You can do so either by calling the County or by reporting it in writing. According to the Health and Human Services Agency, total monthly income is any money you receive before any tax, Social Security or other contributions withholdings are made.
What happens after you report
California made it clear that any change could affect your benefits which could be slashed or stopped altogether.
“Your IRT may change when your income changes or when someone moves in or out of your home,” reads the Health and Human Services Agency statement.
“The County will let you know in writing each time your IRT changes.
“You also need to report during your annual redetermination/recertification (RD/RC) all income the RD/RC form asks about, even if you already reported that money.

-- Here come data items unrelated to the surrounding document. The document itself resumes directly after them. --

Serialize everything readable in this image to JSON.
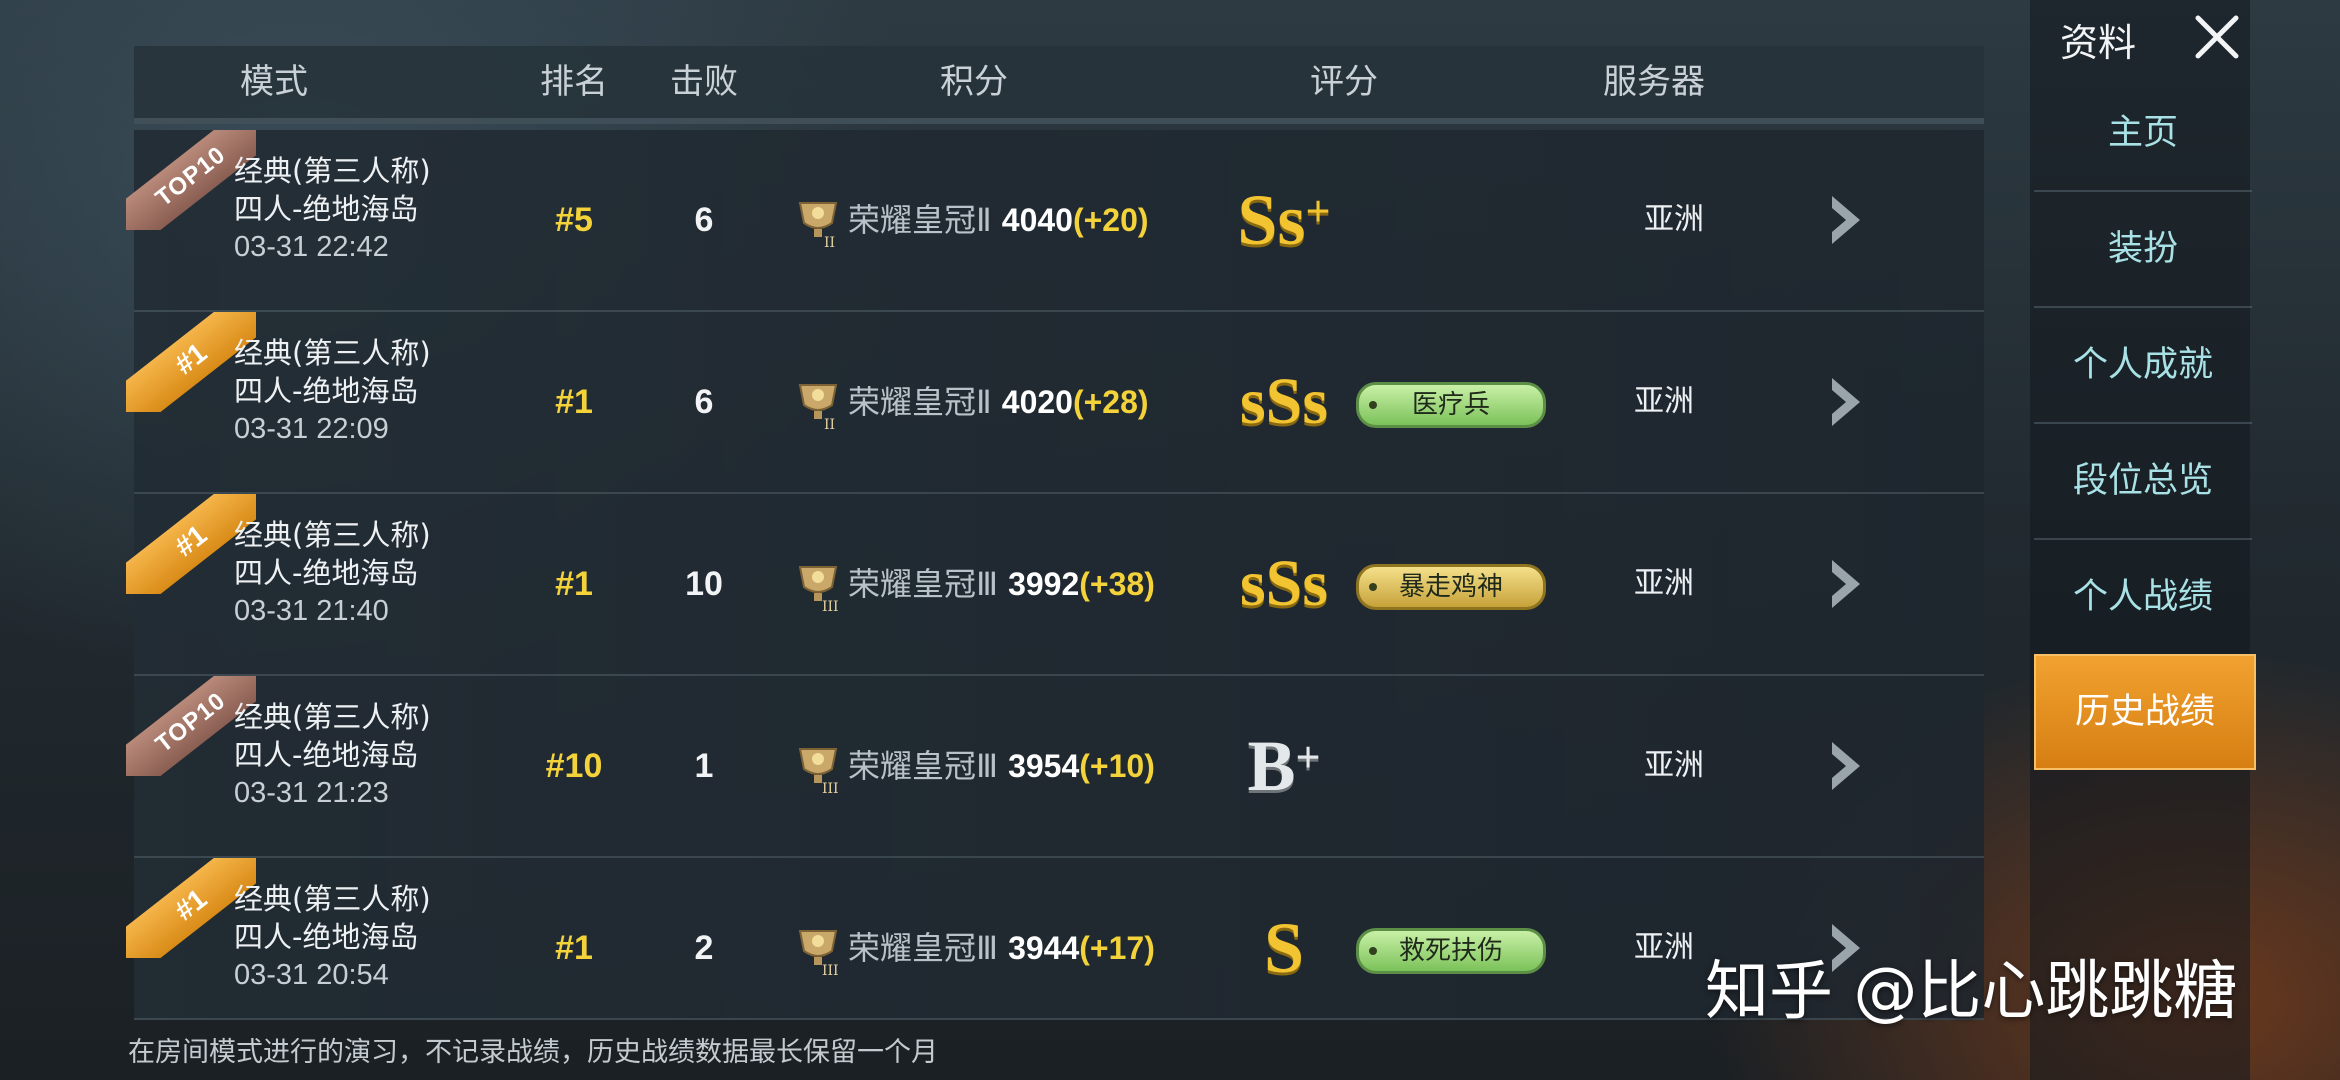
{
  "header": {
    "mode": "模式",
    "rank": "排名",
    "kills": "击败",
    "score": "积分",
    "grade": "评分",
    "server": "服务器"
  },
  "rows": [
    {
      "ribbon": "TOP10",
      "mode_line1": "经典(第三人称)",
      "mode_line2": "四人-绝地海岛",
      "time": "03-31 22:42",
      "rank": "#5",
      "kills": "6",
      "tier": "荣耀皇冠Ⅱ",
      "points": "4040",
      "delta": "(+20)",
      "grade": "Ss",
      "grade_plus": "+",
      "badge": "",
      "server": "亚洲"
    },
    {
      "ribbon": "#1",
      "mode_line1": "经典(第三人称)",
      "mode_line2": "四人-绝地海岛",
      "time": "03-31 22:09",
      "rank": "#1",
      "kills": "6",
      "tier": "荣耀皇冠Ⅱ",
      "points": "4020",
      "delta": "(+28)",
      "grade": "sSs",
      "grade_plus": "",
      "badge": "医疗兵",
      "server": "亚洲"
    },
    {
      "ribbon": "#1",
      "mode_line1": "经典(第三人称)",
      "mode_line2": "四人-绝地海岛",
      "time": "03-31 21:40",
      "rank": "#1",
      "kills": "10",
      "tier": "荣耀皇冠Ⅲ",
      "points": "3992",
      "delta": "(+38)",
      "grade": "sSs",
      "grade_plus": "",
      "badge": "暴走鸡神",
      "server": "亚洲"
    },
    {
      "ribbon": "TOP10",
      "mode_line1": "经典(第三人称)",
      "mode_line2": "四人-绝地海岛",
      "time": "03-31 21:23",
      "rank": "#10",
      "kills": "1",
      "tier": "荣耀皇冠Ⅲ",
      "points": "3954",
      "delta": "(+10)",
      "grade": "B",
      "grade_plus": "+",
      "badge": "",
      "server": "亚洲"
    },
    {
      "ribbon": "#1",
      "mode_line1": "经典(第三人称)",
      "mode_line2": "四人-绝地海岛",
      "time": "03-31 20:54",
      "rank": "#1",
      "kills": "2",
      "tier": "荣耀皇冠Ⅲ",
      "points": "3944",
      "delta": "(+17)",
      "grade": "S",
      "grade_plus": "",
      "badge": "救死扶伤",
      "server": "亚洲"
    }
  ],
  "footer_note": "在房间模式进行的演习，不记录战绩，历史战绩数据最长保留一个月",
  "sidebar": {
    "title": "资料",
    "items": [
      {
        "label": "主页"
      },
      {
        "label": "装扮"
      },
      {
        "label": "个人成就"
      },
      {
        "label": "段位总览"
      },
      {
        "label": "个人战绩"
      },
      {
        "label": "历史战绩"
      }
    ],
    "active": "历史战绩"
  },
  "watermark": "知乎 @比心跳跳糖",
  "colors": {
    "accent": "#e8921f",
    "rank": "#f3d23a",
    "sidebar_text": "#a9e2e6",
    "badge_green": "#8ccf6a",
    "badge_gold": "#d8b548"
  }
}
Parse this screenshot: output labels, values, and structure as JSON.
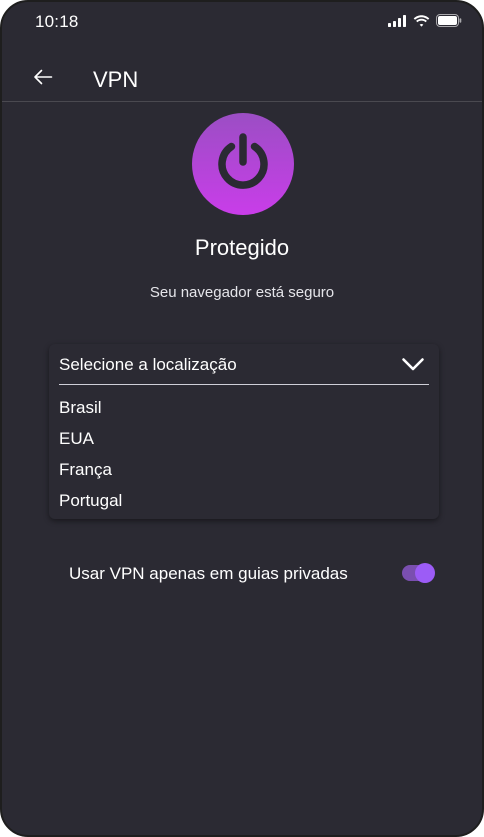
{
  "status_bar": {
    "time": "10:18",
    "icons": [
      "cellular-signal-icon",
      "wifi-icon",
      "battery-icon"
    ]
  },
  "header": {
    "back_icon": "arrow-left-icon",
    "title": "VPN"
  },
  "vpn": {
    "power_icon": "power-icon",
    "status": "Protegido",
    "subtitle": "Seu navegador está seguro",
    "accent_gradient": [
      "#9b4ec4",
      "#c93de9"
    ]
  },
  "location": {
    "label": "Selecione a localização",
    "chevron_icon": "chevron-down-icon",
    "options": [
      "Brasil",
      "EUA",
      "França",
      "Portugal"
    ]
  },
  "private_tabs": {
    "label": "Usar VPN apenas em guias privadas",
    "enabled": true,
    "toggle_color": "#9c5cf6"
  },
  "colors": {
    "background": "#2b2a33",
    "text": "#ffffff"
  }
}
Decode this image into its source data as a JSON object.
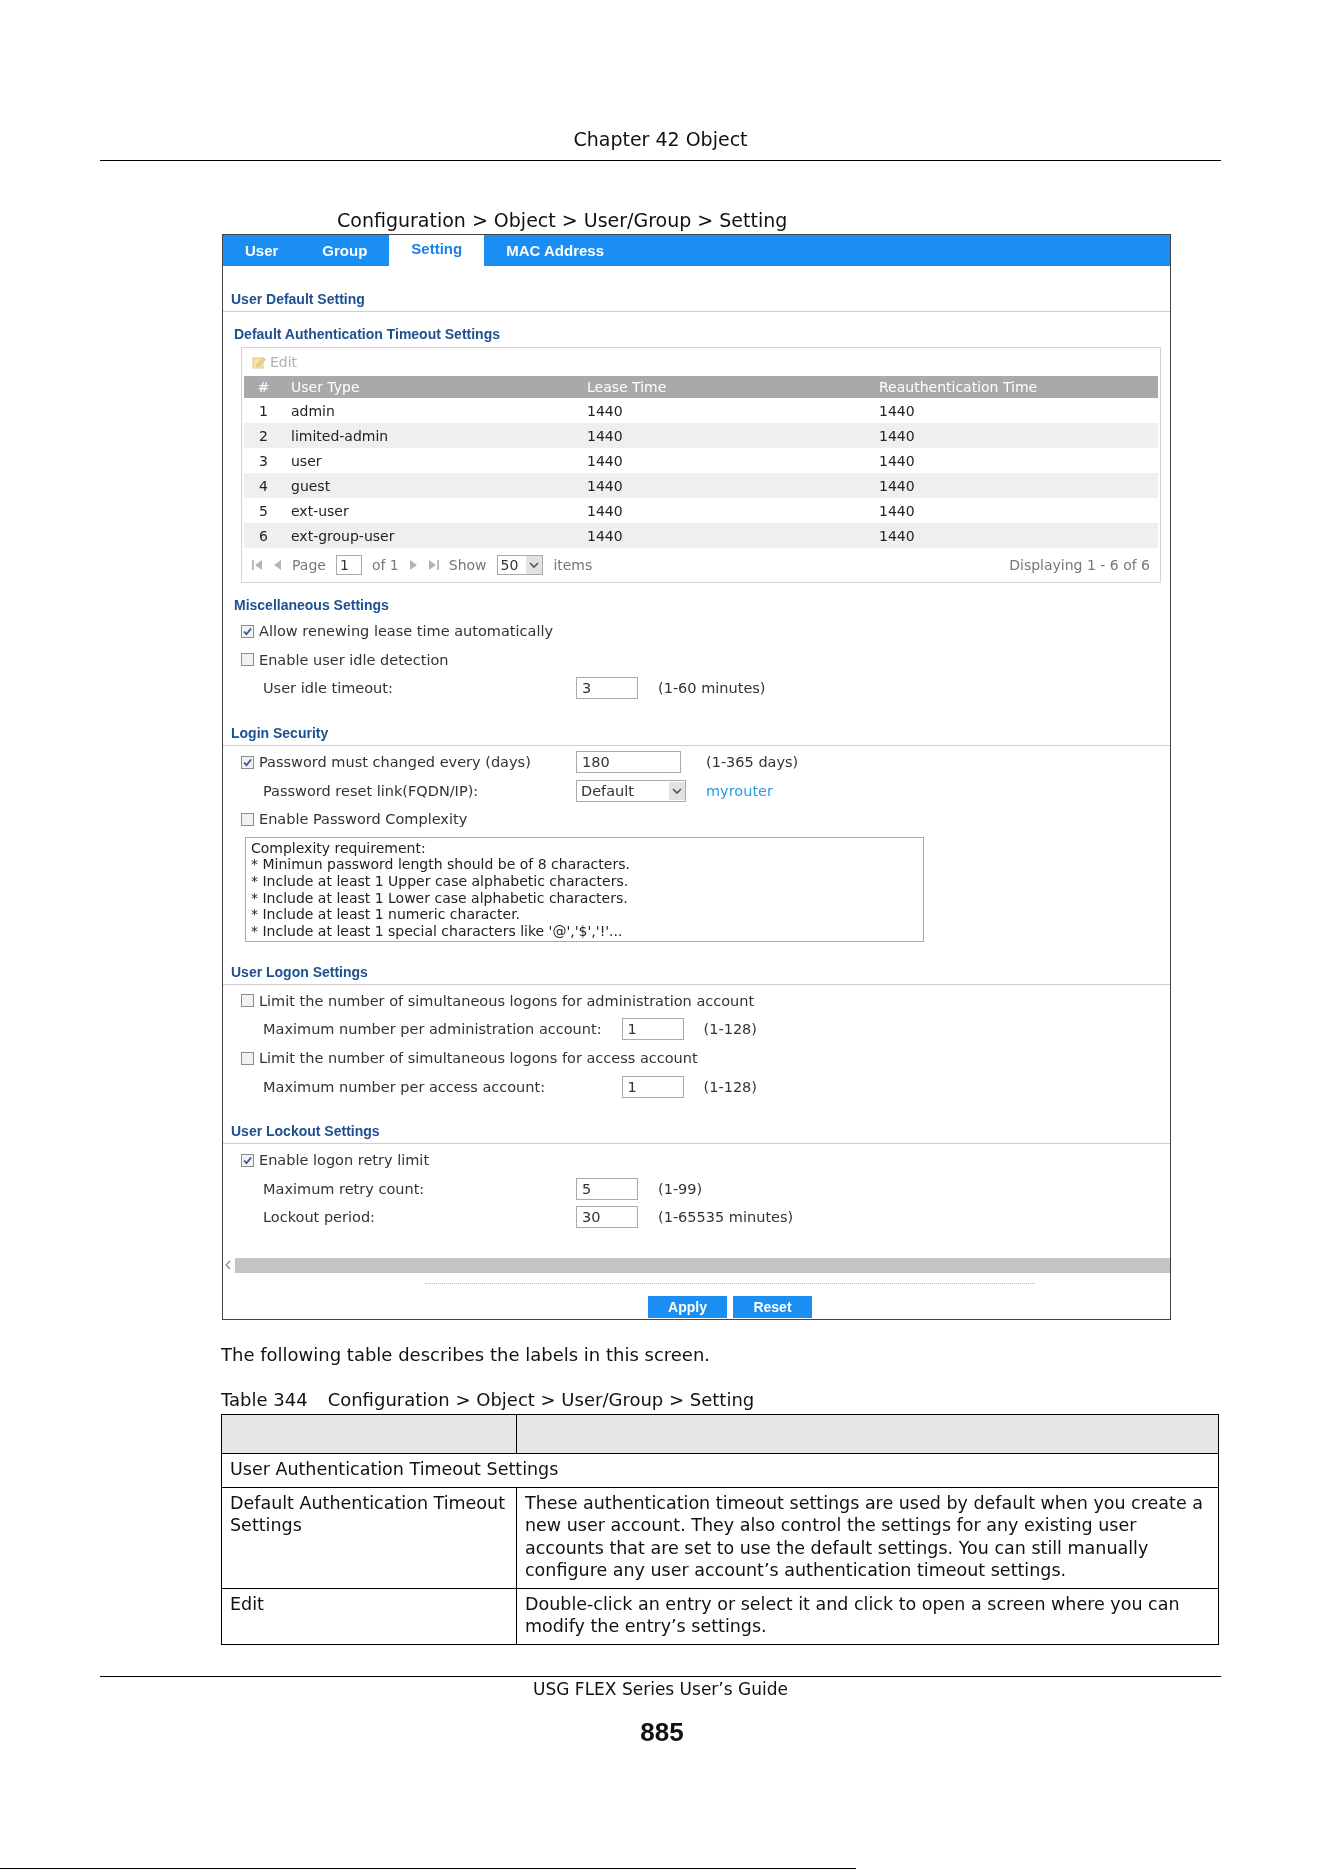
{
  "page_header": {
    "title": "Chapter 42 Object"
  },
  "figure": {
    "caption": "Configuration > Object > User/Group > Setting"
  },
  "screen": {
    "tabs": [
      {
        "label": "User",
        "selected": false
      },
      {
        "label": "Group",
        "selected": false
      },
      {
        "label": "Setting",
        "selected": true
      },
      {
        "label": "MAC Address",
        "selected": false
      }
    ],
    "blocks": [
      {
        "kind": "section",
        "title": "User Default Setting"
      },
      {
        "kind": "subsection",
        "title": "Default Authentication Timeout Settings"
      },
      {
        "kind": "table",
        "edit_button": {
          "label": "Edit",
          "disabled": true
        },
        "columns": [
          "#",
          "User Type",
          "Lease Time",
          "Reauthentication Time"
        ],
        "rows": [
          [
            "1",
            "admin",
            "1440",
            "1440"
          ],
          [
            "2",
            "limited-admin",
            "1440",
            "1440"
          ],
          [
            "3",
            "user",
            "1440",
            "1440"
          ],
          [
            "4",
            "guest",
            "1440",
            "1440"
          ],
          [
            "5",
            "ext-user",
            "1440",
            "1440"
          ],
          [
            "6",
            "ext-group-user",
            "1440",
            "1440"
          ]
        ],
        "pager": {
          "page_label": "Page",
          "page": "1",
          "page_total": "of 1",
          "show_label": "Show",
          "per_page": "50",
          "items_label": "items",
          "summary": "Displaying 1 - 6 of 6"
        }
      },
      {
        "kind": "subsection",
        "title": "Miscellaneous Settings"
      },
      {
        "kind": "group",
        "rows": [
          {
            "kind": "checkbox",
            "label": "Allow renewing lease time automatically",
            "checked": true
          },
          {
            "kind": "checkbox",
            "label": "Enable user idle detection",
            "checked": false
          },
          {
            "kind": "field",
            "label": "User idle timeout:",
            "value": "3",
            "hint": "(1-60 minutes)"
          }
        ]
      },
      {
        "kind": "section",
        "title": "Login Security"
      },
      {
        "kind": "group",
        "rows": [
          {
            "kind": "checkbox",
            "label": "Password must changed every (days)",
            "checked": true,
            "value": "180",
            "hint": "(1-365 days)"
          },
          {
            "kind": "select",
            "label": "Password reset link(FQDN/IP):",
            "value": "Default",
            "link": "myrouter"
          },
          {
            "kind": "checkbox",
            "label": "Enable Password Complexity",
            "checked": false
          },
          {
            "kind": "textarea",
            "lines": [
              "Complexity requirement:",
              "* Minimun password length should be of 8 characters.",
              "* Include at least 1 Upper case alphabetic characters.",
              "* Include at least 1 Lower case alphabetic characters.",
              "* Include at least 1 numeric character.",
              "* Include at least 1 special characters like '@','$','!'..."
            ]
          }
        ]
      },
      {
        "kind": "section",
        "title": "User Logon Settings"
      },
      {
        "kind": "group",
        "rows": [
          {
            "kind": "checkbox",
            "label": "Limit the number of simultaneous logons for administration account",
            "checked": false
          },
          {
            "kind": "field",
            "label": "Maximum number per administration account:",
            "value": "1",
            "hint": "(1-128)"
          },
          {
            "kind": "checkbox",
            "label": "Limit the number of simultaneous logons for access account",
            "checked": false
          },
          {
            "kind": "field",
            "label": "Maximum number per access account:",
            "value": "1",
            "hint": "(1-128)"
          }
        ]
      },
      {
        "kind": "section",
        "title": "User Lockout Settings"
      },
      {
        "kind": "group",
        "rows": [
          {
            "kind": "checkbox",
            "label": "Enable logon retry limit",
            "checked": true
          },
          {
            "kind": "field",
            "label": "Maximum retry count:",
            "value": "5",
            "hint": "(1-99)"
          },
          {
            "kind": "field",
            "label": "Lockout period:",
            "value": "30",
            "hint": "(1-65535 minutes)"
          }
        ]
      }
    ],
    "buttons": [
      {
        "label": "Apply"
      },
      {
        "label": "Reset"
      }
    ]
  },
  "intro": "The following table describes the labels in this screen.",
  "table": {
    "number": "Table 344",
    "title": "Configuration > Object > User/Group > Setting",
    "rows": [
      {
        "kind": "group",
        "label": "User Authentication Timeout Settings"
      },
      {
        "kind": "item",
        "label": "Default Authentication Timeout Settings",
        "description": "These authentication timeout settings are used by default when you create a new user account. They also control the settings for any existing user accounts that are set to use the default settings. You can still manually configure any user account’s authentication timeout settings."
      },
      {
        "kind": "item",
        "label": "Edit",
        "description": "Double-click an entry or select it and click to open a screen where you can modify the entry’s settings."
      }
    ]
  },
  "page_footer": {
    "title": "USG FLEX Series User’s Guide",
    "page_number": "885"
  }
}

What else should you report?
In the event you get CalWORKs, you are obliged to report within 10 days anytime someone moves into your house or leaves. You should also report in case someone moves in or stays with you who has an unreported conviction for a drug-related offense, is breaking one of their parole or probation terms or running from the law.
What happens if you submit SAR 7 late?
Failing to report when your income is more than your IRT limit could get you in trouble because you would receive more benefits than you should.
“You must repay any extra benefits you get based on income you do not report,” reads the Health and Human Services Agency statement.
“If you do not report on purpose to try to get more benefits, this is fraud, and you may be charged with a crime.”